The number of cases in over 100 countries around the world has risen to more than 124,000, with over 4,500 deaths, owing to the Coronavirus outbreak
Coronavirus| Pic: AFP
Coronavirus| Pic: AFP

The novel coronavirus outbreak can now be described as a pandemic, the head of the World Health Organisation announced on Wednesday. WHO chief Tedros Adhanom Ghebreyesus said he was troubled by the spread and severity of the outbreak, along with a lack of action taken to combat it.

"WHO has been assessing this outbreak around the clock and we're deeply concerned, both by the alarming levels of spread and severity and by the alarming levels of inaction," he said at a news conference in Geneva. "We have therefore made the assessment that COVID-19 can be characterised as a pandemic."

The number of cases in over 100 countries around the world has risen to more than 124,000, with over 4,500 deaths, including a jump in fatalities in Iran and Italy in particular, according to an AFP tally. China remains the worst-affected country with more than 80,000 confirmed cases and over 3,000 deaths.

Tedros said that over the past two weeks, the number of cases outside China has increased 13-fold and the number of affected countries have tripled. He said he expected the number of cases and deaths would grow in the coming days and weeks. "Pandemic is not a word to use lightly or carelessly," he told the reporters, but he stressed that "describing the situation as a pandemic does not change WHO's assessment of the threat posed by the virus. "It should not be taken by countries as a signal to give up on efforts to contain the virus with methods like contact-tracing," he added.

According to WHO, the definition of a pandemic is "the worldwide spread of a new disease."
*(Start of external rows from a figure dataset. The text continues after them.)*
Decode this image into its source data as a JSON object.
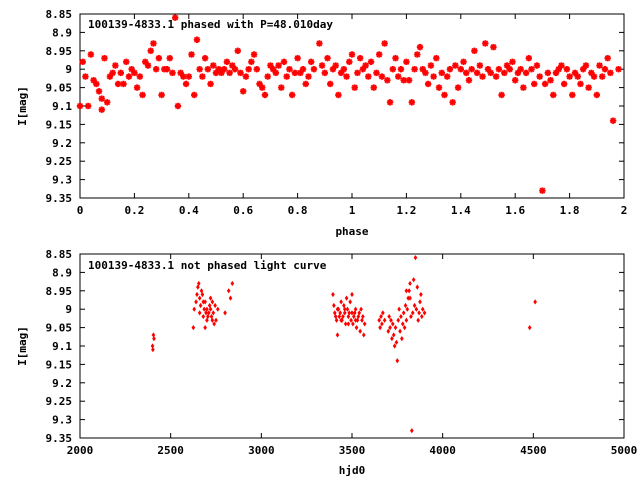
{
  "chart_data": [
    {
      "type": "scatter",
      "title": "100139-4833.1 phased with P=48.010day",
      "xlabel": "phase",
      "ylabel": "I[mag]",
      "xlim": [
        0,
        2
      ],
      "ylim": [
        8.85,
        9.35
      ],
      "y_inverted": true,
      "x_ticks": [
        "0",
        "0.2",
        "0.4",
        "0.6",
        "0.8",
        "1",
        "1.2",
        "1.4",
        "1.6",
        "1.8",
        "2"
      ],
      "y_ticks": [
        "8.85",
        "8.9",
        "8.95",
        "9",
        "9.05",
        "9.1",
        "9.15",
        "9.2",
        "9.25",
        "9.3",
        "9.35"
      ],
      "marker": "star",
      "color": "#ff0000",
      "points": [
        [
          0.0,
          9.1
        ],
        [
          0.01,
          8.98
        ],
        [
          0.02,
          9.02
        ],
        [
          0.03,
          9.1
        ],
        [
          0.04,
          8.96
        ],
        [
          0.05,
          9.03
        ],
        [
          0.06,
          9.04
        ],
        [
          0.07,
          9.06
        ],
        [
          0.08,
          9.08
        ],
        [
          0.08,
          9.11
        ],
        [
          0.09,
          8.97
        ],
        [
          0.1,
          9.09
        ],
        [
          0.11,
          9.02
        ],
        [
          0.12,
          9.01
        ],
        [
          0.13,
          8.99
        ],
        [
          0.14,
          9.04
        ],
        [
          0.15,
          9.01
        ],
        [
          0.16,
          9.04
        ],
        [
          0.17,
          8.98
        ],
        [
          0.18,
          9.02
        ],
        [
          0.19,
          9.0
        ],
        [
          0.2,
          9.01
        ],
        [
          0.21,
          9.05
        ],
        [
          0.22,
          9.02
        ],
        [
          0.23,
          9.07
        ],
        [
          0.24,
          8.98
        ],
        [
          0.25,
          8.99
        ],
        [
          0.26,
          8.95
        ],
        [
          0.27,
          8.93
        ],
        [
          0.28,
          9.0
        ],
        [
          0.29,
          8.97
        ],
        [
          0.3,
          9.07
        ],
        [
          0.31,
          9.0
        ],
        [
          0.32,
          9.0
        ],
        [
          0.33,
          8.97
        ],
        [
          0.34,
          9.01
        ],
        [
          0.35,
          8.86
        ],
        [
          0.36,
          9.1
        ],
        [
          0.37,
          9.01
        ],
        [
          0.38,
          9.02
        ],
        [
          0.39,
          9.04
        ],
        [
          0.4,
          9.02
        ],
        [
          0.41,
          8.96
        ],
        [
          0.42,
          9.07
        ],
        [
          0.43,
          8.92
        ],
        [
          0.44,
          9.0
        ],
        [
          0.45,
          9.02
        ],
        [
          0.46,
          8.97
        ],
        [
          0.47,
          9.0
        ],
        [
          0.48,
          9.04
        ],
        [
          0.49,
          8.99
        ],
        [
          0.5,
          9.01
        ],
        [
          0.51,
          9.0
        ],
        [
          0.52,
          9.01
        ],
        [
          0.53,
          9.0
        ],
        [
          0.54,
          8.98
        ],
        [
          0.55,
          9.01
        ],
        [
          0.56,
          8.99
        ],
        [
          0.57,
          9.0
        ],
        [
          0.58,
          8.95
        ],
        [
          0.59,
          9.01
        ],
        [
          0.6,
          9.06
        ],
        [
          0.61,
          9.02
        ],
        [
          0.62,
          9.0
        ],
        [
          0.63,
          8.98
        ],
        [
          0.64,
          8.96
        ],
        [
          0.65,
          9.0
        ],
        [
          0.66,
          9.04
        ],
        [
          0.67,
          9.05
        ],
        [
          0.68,
          9.07
        ],
        [
          0.69,
          9.02
        ],
        [
          0.7,
          8.99
        ],
        [
          0.71,
          9.0
        ],
        [
          0.72,
          9.01
        ],
        [
          0.73,
          8.99
        ],
        [
          0.74,
          9.05
        ],
        [
          0.75,
          8.98
        ],
        [
          0.76,
          9.02
        ],
        [
          0.77,
          9.0
        ],
        [
          0.78,
          9.07
        ],
        [
          0.79,
          9.01
        ],
        [
          0.8,
          8.97
        ],
        [
          0.81,
          9.01
        ],
        [
          0.82,
          9.0
        ],
        [
          0.83,
          9.04
        ],
        [
          0.84,
          9.02
        ],
        [
          0.85,
          8.98
        ],
        [
          0.86,
          9.0
        ],
        [
          0.88,
          8.93
        ],
        [
          0.89,
          8.99
        ],
        [
          0.9,
          9.01
        ],
        [
          0.91,
          8.97
        ],
        [
          0.92,
          9.04
        ],
        [
          0.93,
          9.0
        ],
        [
          0.94,
          8.99
        ],
        [
          0.95,
          9.07
        ],
        [
          0.96,
          9.01
        ],
        [
          0.97,
          9.0
        ],
        [
          0.98,
          9.02
        ],
        [
          0.99,
          8.98
        ],
        [
          1.0,
          8.96
        ],
        [
          1.01,
          9.05
        ],
        [
          1.02,
          9.01
        ],
        [
          1.03,
          8.97
        ],
        [
          1.04,
          9.0
        ],
        [
          1.05,
          8.99
        ],
        [
          1.06,
          9.02
        ],
        [
          1.07,
          8.98
        ],
        [
          1.08,
          9.05
        ],
        [
          1.09,
          9.01
        ],
        [
          1.1,
          8.96
        ],
        [
          1.11,
          9.02
        ],
        [
          1.12,
          8.93
        ],
        [
          1.13,
          9.03
        ],
        [
          1.14,
          9.09
        ],
        [
          1.15,
          9.0
        ],
        [
          1.16,
          8.97
        ],
        [
          1.17,
          9.02
        ],
        [
          1.18,
          9.0
        ],
        [
          1.19,
          9.03
        ],
        [
          1.2,
          8.98
        ],
        [
          1.21,
          9.03
        ],
        [
          1.22,
          9.09
        ],
        [
          1.23,
          9.0
        ],
        [
          1.24,
          8.96
        ],
        [
          1.25,
          8.94
        ],
        [
          1.26,
          9.0
        ],
        [
          1.27,
          9.01
        ],
        [
          1.28,
          9.04
        ],
        [
          1.29,
          8.99
        ],
        [
          1.3,
          9.02
        ],
        [
          1.31,
          8.97
        ],
        [
          1.32,
          9.05
        ],
        [
          1.33,
          9.01
        ],
        [
          1.34,
          9.07
        ],
        [
          1.35,
          9.02
        ],
        [
          1.36,
          9.0
        ],
        [
          1.37,
          9.09
        ],
        [
          1.38,
          8.99
        ],
        [
          1.39,
          9.05
        ],
        [
          1.4,
          9.0
        ],
        [
          1.41,
          8.98
        ],
        [
          1.42,
          9.01
        ],
        [
          1.43,
          9.03
        ],
        [
          1.44,
          9.0
        ],
        [
          1.45,
          8.95
        ],
        [
          1.46,
          9.01
        ],
        [
          1.47,
          8.99
        ],
        [
          1.48,
          9.02
        ],
        [
          1.49,
          8.93
        ],
        [
          1.5,
          9.0
        ],
        [
          1.51,
          9.01
        ],
        [
          1.52,
          8.94
        ],
        [
          1.53,
          9.02
        ],
        [
          1.54,
          9.0
        ],
        [
          1.55,
          9.07
        ],
        [
          1.56,
          9.01
        ],
        [
          1.57,
          8.99
        ],
        [
          1.58,
          9.0
        ],
        [
          1.59,
          8.98
        ],
        [
          1.6,
          9.03
        ],
        [
          1.61,
          9.01
        ],
        [
          1.62,
          9.0
        ],
        [
          1.63,
          9.05
        ],
        [
          1.64,
          9.01
        ],
        [
          1.65,
          8.97
        ],
        [
          1.66,
          9.0
        ],
        [
          1.67,
          9.04
        ],
        [
          1.68,
          8.99
        ],
        [
          1.69,
          9.02
        ],
        [
          1.7,
          9.33
        ],
        [
          1.71,
          9.04
        ],
        [
          1.72,
          9.01
        ],
        [
          1.73,
          9.03
        ],
        [
          1.74,
          9.07
        ],
        [
          1.75,
          9.01
        ],
        [
          1.76,
          9.0
        ],
        [
          1.77,
          8.99
        ],
        [
          1.78,
          9.04
        ],
        [
          1.79,
          9.0
        ],
        [
          1.8,
          9.02
        ],
        [
          1.81,
          9.07
        ],
        [
          1.82,
          9.01
        ],
        [
          1.83,
          9.02
        ],
        [
          1.84,
          9.04
        ],
        [
          1.85,
          9.0
        ],
        [
          1.86,
          8.99
        ],
        [
          1.87,
          9.05
        ],
        [
          1.88,
          9.01
        ],
        [
          1.89,
          9.02
        ],
        [
          1.9,
          9.07
        ],
        [
          1.91,
          8.99
        ],
        [
          1.92,
          9.02
        ],
        [
          1.93,
          9.0
        ],
        [
          1.94,
          8.97
        ],
        [
          1.95,
          9.01
        ],
        [
          1.96,
          9.14
        ],
        [
          1.98,
          9.0
        ]
      ]
    },
    {
      "type": "scatter",
      "title": "100139-4833.1 not phased light curve",
      "xlabel": "hjd0",
      "ylabel": "I[mag]",
      "xlim": [
        2000,
        5000
      ],
      "ylim": [
        8.85,
        9.35
      ],
      "y_inverted": true,
      "x_ticks": [
        "2000",
        "2500",
        "3000",
        "3500",
        "4000",
        "4500",
        "5000"
      ],
      "y_ticks": [
        "8.85",
        "8.9",
        "8.95",
        "9",
        "9.05",
        "9.1",
        "9.15",
        "9.2",
        "9.25",
        "9.3",
        "9.35"
      ],
      "marker": "diamond",
      "color": "#ff0000",
      "points": [
        [
          2400,
          9.1
        ],
        [
          2402,
          9.11
        ],
        [
          2405,
          9.07
        ],
        [
          2408,
          9.08
        ],
        [
          2625,
          9.05
        ],
        [
          2630,
          9.0
        ],
        [
          2640,
          8.98
        ],
        [
          2645,
          8.96
        ],
        [
          2650,
          8.94
        ],
        [
          2655,
          8.93
        ],
        [
          2660,
          8.97
        ],
        [
          2665,
          8.99
        ],
        [
          2670,
          8.95
        ],
        [
          2675,
          8.96
        ],
        [
          2680,
          8.98
        ],
        [
          2685,
          9.0
        ],
        [
          2690,
          8.98
        ],
        [
          2695,
          9.01
        ],
        [
          2700,
          9.0
        ],
        [
          2705,
          9.02
        ],
        [
          2710,
          9.01
        ],
        [
          2715,
          8.99
        ],
        [
          2720,
          9.0
        ],
        [
          2725,
          9.02
        ],
        [
          2730,
          9.03
        ],
        [
          2735,
          9.01
        ],
        [
          2740,
          9.04
        ],
        [
          2745,
          8.99
        ],
        [
          2690,
          9.05
        ],
        [
          2700,
          9.03
        ],
        [
          2720,
          8.97
        ],
        [
          2730,
          8.98
        ],
        [
          2660,
          9.01
        ],
        [
          2680,
          9.02
        ],
        [
          2750,
          9.03
        ],
        [
          2760,
          9.0
        ],
        [
          2800,
          9.01
        ],
        [
          2820,
          8.95
        ],
        [
          2830,
          8.97
        ],
        [
          2840,
          8.93
        ],
        [
          3395,
          8.96
        ],
        [
          3400,
          8.99
        ],
        [
          3405,
          9.01
        ],
        [
          3410,
          9.02
        ],
        [
          3415,
          9.03
        ],
        [
          3420,
          9.07
        ],
        [
          3425,
          9.0
        ],
        [
          3430,
          9.02
        ],
        [
          3435,
          9.01
        ],
        [
          3440,
          8.98
        ],
        [
          3445,
          9.03
        ],
        [
          3450,
          9.02
        ],
        [
          3455,
          8.99
        ],
        [
          3460,
          9.01
        ],
        [
          3465,
          9.04
        ],
        [
          3470,
          8.97
        ],
        [
          3475,
          9.0
        ],
        [
          3480,
          9.02
        ],
        [
          3485,
          9.01
        ],
        [
          3490,
          8.98
        ],
        [
          3495,
          9.03
        ],
        [
          3500,
          8.96
        ],
        [
          3505,
          9.04
        ],
        [
          3510,
          9.02
        ],
        [
          3515,
          9.01
        ],
        [
          3520,
          9.0
        ],
        [
          3525,
          9.05
        ],
        [
          3530,
          9.03
        ],
        [
          3535,
          9.02
        ],
        [
          3540,
          9.01
        ],
        [
          3545,
          9.06
        ],
        [
          3550,
          9.0
        ],
        [
          3555,
          9.03
        ],
        [
          3560,
          9.02
        ],
        [
          3565,
          9.07
        ],
        [
          3570,
          9.04
        ],
        [
          3420,
          9.0
        ],
        [
          3440,
          9.03
        ],
        [
          3460,
          9.0
        ],
        [
          3480,
          9.04
        ],
        [
          3500,
          9.01
        ],
        [
          3520,
          9.03
        ],
        [
          3650,
          9.03
        ],
        [
          3655,
          9.05
        ],
        [
          3660,
          9.02
        ],
        [
          3665,
          9.04
        ],
        [
          3670,
          9.01
        ],
        [
          3680,
          9.03
        ],
        [
          3700,
          9.06
        ],
        [
          3705,
          9.02
        ],
        [
          3710,
          9.05
        ],
        [
          3715,
          9.03
        ],
        [
          3720,
          9.08
        ],
        [
          3725,
          9.04
        ],
        [
          3730,
          9.07
        ],
        [
          3735,
          9.1
        ],
        [
          3740,
          9.05
        ],
        [
          3745,
          9.09
        ],
        [
          3750,
          9.14
        ],
        [
          3755,
          9.03
        ],
        [
          3760,
          9.0
        ],
        [
          3765,
          9.06
        ],
        [
          3770,
          9.02
        ],
        [
          3775,
          9.08
        ],
        [
          3780,
          9.04
        ],
        [
          3785,
          9.01
        ],
        [
          3790,
          9.05
        ],
        [
          3795,
          8.99
        ],
        [
          3800,
          9.03
        ],
        [
          3805,
          9.0
        ],
        [
          3810,
          8.97
        ],
        [
          3815,
          8.95
        ],
        [
          3820,
          8.93
        ],
        [
          3825,
          9.02
        ],
        [
          3830,
          9.33
        ],
        [
          3835,
          9.01
        ],
        [
          3840,
          8.92
        ],
        [
          3845,
          8.99
        ],
        [
          3850,
          8.86
        ],
        [
          3855,
          9.0
        ],
        [
          3860,
          8.94
        ],
        [
          3865,
          9.03
        ],
        [
          3870,
          9.01
        ],
        [
          3875,
          8.98
        ],
        [
          3880,
          8.96
        ],
        [
          3885,
          9.02
        ],
        [
          3890,
          9.0
        ],
        [
          3900,
          9.01
        ],
        [
          3820,
          8.97
        ],
        [
          3800,
          8.95
        ],
        [
          4480,
          9.05
        ],
        [
          4510,
          8.98
        ]
      ]
    }
  ]
}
Throughout history, humankind has witnessed a number of pandemics of diseases such as smallpox and tuberculosis. Some of the most severe past pandemics include the 1918 influenza pandemic (Spanish flu) and the 2009 flu pandemic (H1N1). One of the most devastating pandemics that occurred was the Black Death, which killed an estimated 75–200 million people in the 14th century. We take a look at a few of them.
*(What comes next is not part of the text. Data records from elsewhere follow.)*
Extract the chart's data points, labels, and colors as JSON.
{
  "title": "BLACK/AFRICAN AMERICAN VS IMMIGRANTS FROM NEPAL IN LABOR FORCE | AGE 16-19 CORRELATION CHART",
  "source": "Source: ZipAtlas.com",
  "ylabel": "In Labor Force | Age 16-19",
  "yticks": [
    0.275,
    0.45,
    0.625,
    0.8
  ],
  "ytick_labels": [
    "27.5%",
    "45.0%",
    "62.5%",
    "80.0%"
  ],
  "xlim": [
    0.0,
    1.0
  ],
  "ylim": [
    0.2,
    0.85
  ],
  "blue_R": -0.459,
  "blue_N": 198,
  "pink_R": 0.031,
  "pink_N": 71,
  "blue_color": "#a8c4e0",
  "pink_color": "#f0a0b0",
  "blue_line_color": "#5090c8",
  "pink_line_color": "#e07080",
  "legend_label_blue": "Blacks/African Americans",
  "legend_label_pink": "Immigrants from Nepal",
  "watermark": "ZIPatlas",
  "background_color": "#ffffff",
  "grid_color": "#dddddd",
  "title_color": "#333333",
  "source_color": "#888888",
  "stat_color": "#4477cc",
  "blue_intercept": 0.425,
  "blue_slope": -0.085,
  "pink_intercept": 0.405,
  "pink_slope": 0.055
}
Black Death or the great plague took place from 1331 to 1353. Beginning in Asia, the disease reached the Mediterranean and western Europe in 1348 (possibly from Italian merchants fleeing fighting in Crimea) and killed an estimated 20 to 30 million Europeans (a third of the total population) in just six years. The disease is said to have recurred in England every two to five years from 1361 to 1480. By the 1370s, England's population was reduced by 50 per cent. The Great Plague of London (1665–66) was the last major outbreak of the plague in England. The disease killed an estimated 100,000 people, 20 per cent of London's population.
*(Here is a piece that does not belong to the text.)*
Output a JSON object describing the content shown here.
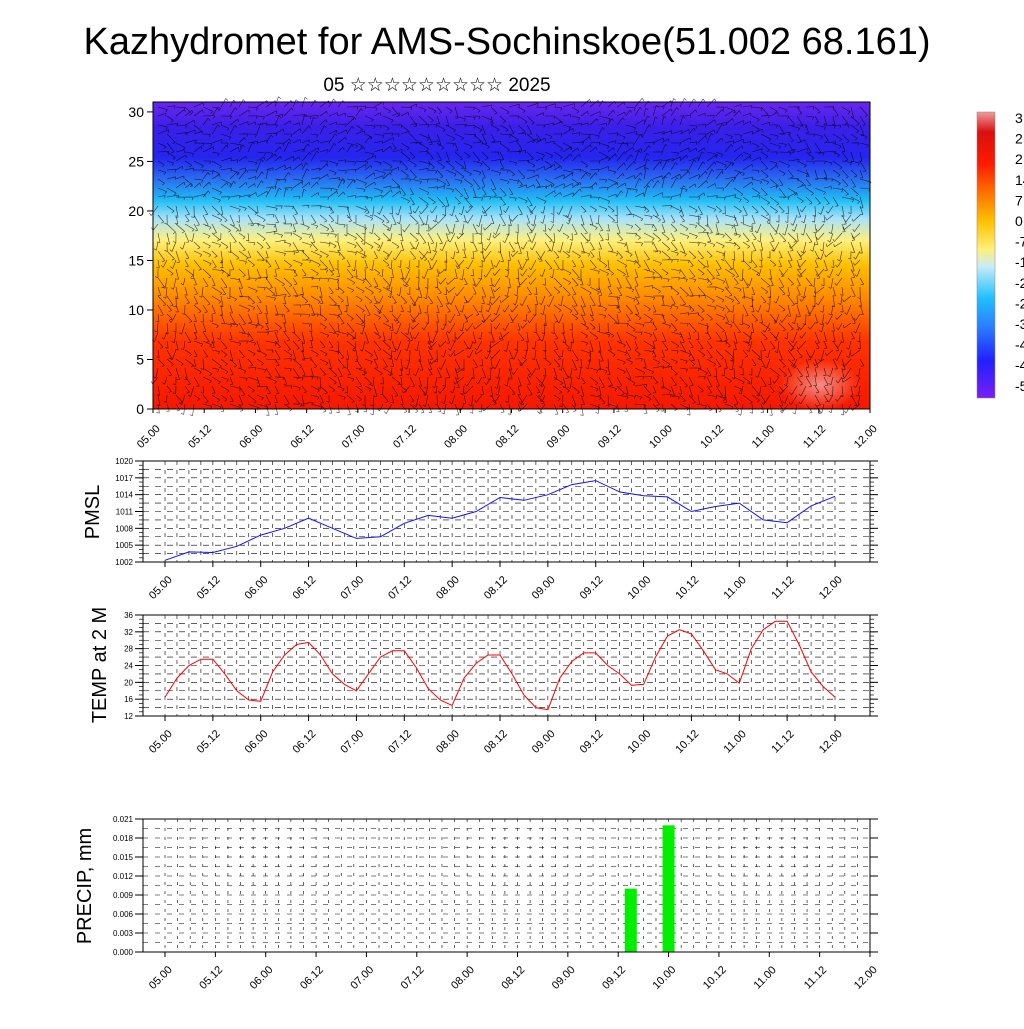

Spanish flu (1918 to 1920). It was said to have infected 500 million people around the world, including people on remote Pacific islands and in the Arctic, and so it resulted in the deaths of approximately 50 to 100 million people. Most influenza outbreaks are said to disproportionately kill the very young and the very old, with a higher survival rate for those in between, but the Spanish flu had an unusually high mortality rate for young adults.

Smallpox was categorised under contagious diseases and was caused by the variola virus. The disease approximately killed 400,000 Europeans per year during the closing years of the 18th century. During the 20th century, it is estimated that smallpox was responsible for 300 to 500 million deaths. As recently as the early 1950s, an estimated 50 million cases of smallpox occurred in the world every year. After successful vaccination campaigns throughout the 19th and 20th centuries, the WHO certified the eradication of smallpox in December 1979.